Если б Василий Петрович мог сразу сесть за чертежную доску, все бы сложилось иначе. Обида породила бы упорство, а за ним пришло бы успокоение. В развалинах родной город, погибли все его здания. Но он чувствовал бы их в умении искать и находить нужное. Погибшее возрождалось бы в новом. Однако в сумятице первых дней, в мелочных заботах, в спорах за мебель, будущих сотрудников, жилплощадь и продуктовые карточки для них проектная работа казалась далекой, как никогда. К тому же содружество, сложившееся ранее, начало распадаться: у людей вдруг появилось много личных и самых неотложных дел.

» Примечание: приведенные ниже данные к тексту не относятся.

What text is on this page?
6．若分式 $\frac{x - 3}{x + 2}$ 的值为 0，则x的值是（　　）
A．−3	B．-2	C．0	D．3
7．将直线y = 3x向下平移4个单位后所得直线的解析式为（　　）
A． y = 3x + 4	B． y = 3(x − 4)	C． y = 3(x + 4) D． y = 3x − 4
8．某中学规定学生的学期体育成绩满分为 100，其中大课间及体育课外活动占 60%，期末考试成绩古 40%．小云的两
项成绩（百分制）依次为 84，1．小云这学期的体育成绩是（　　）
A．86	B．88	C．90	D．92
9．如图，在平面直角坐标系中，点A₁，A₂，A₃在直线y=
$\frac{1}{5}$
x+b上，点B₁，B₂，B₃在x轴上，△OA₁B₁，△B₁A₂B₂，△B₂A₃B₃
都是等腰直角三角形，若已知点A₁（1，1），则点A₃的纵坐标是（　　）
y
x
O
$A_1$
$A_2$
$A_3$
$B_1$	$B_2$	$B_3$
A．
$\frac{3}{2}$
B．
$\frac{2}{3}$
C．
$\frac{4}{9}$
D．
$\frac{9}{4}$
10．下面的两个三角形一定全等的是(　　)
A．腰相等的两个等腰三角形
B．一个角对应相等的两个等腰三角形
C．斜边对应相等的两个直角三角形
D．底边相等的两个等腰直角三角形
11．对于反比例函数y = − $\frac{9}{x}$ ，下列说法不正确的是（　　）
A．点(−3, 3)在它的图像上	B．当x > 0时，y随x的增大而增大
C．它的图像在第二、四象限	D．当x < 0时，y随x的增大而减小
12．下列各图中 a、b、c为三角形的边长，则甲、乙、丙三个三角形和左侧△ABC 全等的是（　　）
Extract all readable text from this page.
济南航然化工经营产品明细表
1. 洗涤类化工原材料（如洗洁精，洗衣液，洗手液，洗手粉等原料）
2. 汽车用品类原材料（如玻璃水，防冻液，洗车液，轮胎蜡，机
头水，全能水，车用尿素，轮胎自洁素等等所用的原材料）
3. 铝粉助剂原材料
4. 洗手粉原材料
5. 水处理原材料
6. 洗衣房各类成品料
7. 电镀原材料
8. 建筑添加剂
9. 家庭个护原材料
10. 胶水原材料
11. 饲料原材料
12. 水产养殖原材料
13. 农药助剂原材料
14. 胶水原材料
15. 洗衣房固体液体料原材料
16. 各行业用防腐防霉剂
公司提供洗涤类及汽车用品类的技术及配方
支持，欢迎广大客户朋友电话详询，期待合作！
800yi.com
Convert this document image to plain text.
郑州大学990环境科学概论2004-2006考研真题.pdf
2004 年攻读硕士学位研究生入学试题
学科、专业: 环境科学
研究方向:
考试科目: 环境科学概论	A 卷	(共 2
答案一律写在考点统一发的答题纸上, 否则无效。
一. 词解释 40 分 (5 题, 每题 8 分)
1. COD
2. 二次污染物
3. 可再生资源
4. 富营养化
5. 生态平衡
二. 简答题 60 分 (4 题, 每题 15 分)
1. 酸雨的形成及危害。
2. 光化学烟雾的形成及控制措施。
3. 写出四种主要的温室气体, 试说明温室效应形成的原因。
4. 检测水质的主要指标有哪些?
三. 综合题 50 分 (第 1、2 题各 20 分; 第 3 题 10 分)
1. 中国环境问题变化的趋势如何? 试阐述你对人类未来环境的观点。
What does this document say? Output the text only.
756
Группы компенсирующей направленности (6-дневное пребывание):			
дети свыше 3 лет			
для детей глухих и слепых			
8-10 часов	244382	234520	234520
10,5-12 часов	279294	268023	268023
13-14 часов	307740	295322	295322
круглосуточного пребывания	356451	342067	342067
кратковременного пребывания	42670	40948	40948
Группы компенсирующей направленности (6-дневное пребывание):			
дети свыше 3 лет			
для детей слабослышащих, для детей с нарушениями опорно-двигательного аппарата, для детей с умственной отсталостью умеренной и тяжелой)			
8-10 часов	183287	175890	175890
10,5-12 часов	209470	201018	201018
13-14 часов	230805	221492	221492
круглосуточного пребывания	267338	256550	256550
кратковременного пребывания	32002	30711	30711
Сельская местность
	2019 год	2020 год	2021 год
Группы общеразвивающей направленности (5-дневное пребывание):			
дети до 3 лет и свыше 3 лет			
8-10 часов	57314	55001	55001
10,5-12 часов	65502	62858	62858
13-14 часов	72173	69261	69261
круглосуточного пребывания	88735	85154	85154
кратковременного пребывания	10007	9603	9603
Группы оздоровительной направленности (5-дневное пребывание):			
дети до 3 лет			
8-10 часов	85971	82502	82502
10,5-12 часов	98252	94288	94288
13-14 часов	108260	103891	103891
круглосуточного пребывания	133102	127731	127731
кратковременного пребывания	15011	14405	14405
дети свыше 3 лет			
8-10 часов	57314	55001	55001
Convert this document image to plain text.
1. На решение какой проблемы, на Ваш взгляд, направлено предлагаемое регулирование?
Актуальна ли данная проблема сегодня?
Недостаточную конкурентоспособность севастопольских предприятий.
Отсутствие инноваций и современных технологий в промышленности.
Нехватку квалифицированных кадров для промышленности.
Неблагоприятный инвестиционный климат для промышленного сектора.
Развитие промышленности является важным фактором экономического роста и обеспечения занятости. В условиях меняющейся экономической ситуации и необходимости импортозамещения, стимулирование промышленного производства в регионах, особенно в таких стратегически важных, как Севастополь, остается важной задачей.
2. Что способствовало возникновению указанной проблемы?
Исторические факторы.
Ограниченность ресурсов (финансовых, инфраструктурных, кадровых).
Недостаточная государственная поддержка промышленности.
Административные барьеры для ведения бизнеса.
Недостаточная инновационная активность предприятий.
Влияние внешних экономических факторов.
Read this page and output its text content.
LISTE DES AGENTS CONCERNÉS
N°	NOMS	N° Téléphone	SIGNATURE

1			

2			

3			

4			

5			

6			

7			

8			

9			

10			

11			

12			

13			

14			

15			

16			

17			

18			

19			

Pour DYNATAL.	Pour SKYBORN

Семья его оставалась в Москве. В Гомеле Василий Петрович жил тоже один. Но там он чувствовал себя как на станции. В Минске же он был дома — здесь надо было жить сегодня, завтра, послезавтра. А тут еще наваждение — как бы назло, воображение стала будоражить Алла. Это было дико, несуразно, да поделать что-нибудь с этим оказалось выше сил. И Василий Петрович, который вообще трудно сходился с людьми и приобретал друзей, почувствовал, — жизнь как-то ненужно усложнилась и ему необходима поддержка.

Однако искал он ее тоже нелепо. Стал избегать Понтусов, добыл где-то фотографию детского приемника и обратился в редакцию газеты с просьбой напечатать находку. Для чего? Он и сам не представлял — возможно, чтоб сохранить хотя бы какой-нибудь след о былой работе. А может быть, чтоб утвердить и собственную веру в себя. У него появилась потребность бедовать над своими потерями. Его тянуло к руинам.

Бродя возле развалин школы, он как-то встретился с Зимчуком. Друг друга они не знали, но поздоровались. Став рядом, начали рассматривать изувеченную коробку.

— Ваша? — догадался Зимчук.

— Была моя, — признался Василий Петрович, боясь, что разговор на этом оборвется. — А вы чего здесь? Тоже переживаете? Не с детьми ли что случилось?

— У меня? Нет. Вот с городским хозяйством знакомлюсь.

— С кладбищем, скажите…

Несколько дней назад Зимчук с Чрезвычайной комиссией выезжал на расследование в Тростенец, где, как установили, было расстреляно и сожжено сто двадцать тысяч человек. Потому слова о кладбище напомнили ему как раз это жуткое место. Нет, даже не напомнили. Виденное жило в нем и без этого. Но теперь оно опять как бы заслонило все… Лагерь размещался недалеко от города, возле когда-то веселой, зеленой деревушки. Ехать туда надо было по Могилевскому шоссе, по сторонам которого росли молодые приветливые березки. И каждый раз, когда Зимчук вот так вспоминал Тростенец, в его воображении вставали кошмарные печи, штабеля обугленных бревен, длинные, как траншеи, рвы-могилы и это холмистое шоссе с молодыми березками…

Печей не хватало, и, чтобы скрыть свои преступления, гитлеровцы сжигали трупы на огромных кострах, подпаливая бревна термитными бомбами и время от времени поворачивая трупы баграми. Обгорелые трупы с пулевыми отверстиями в затылке — и трепетные, залитые солнцем березки…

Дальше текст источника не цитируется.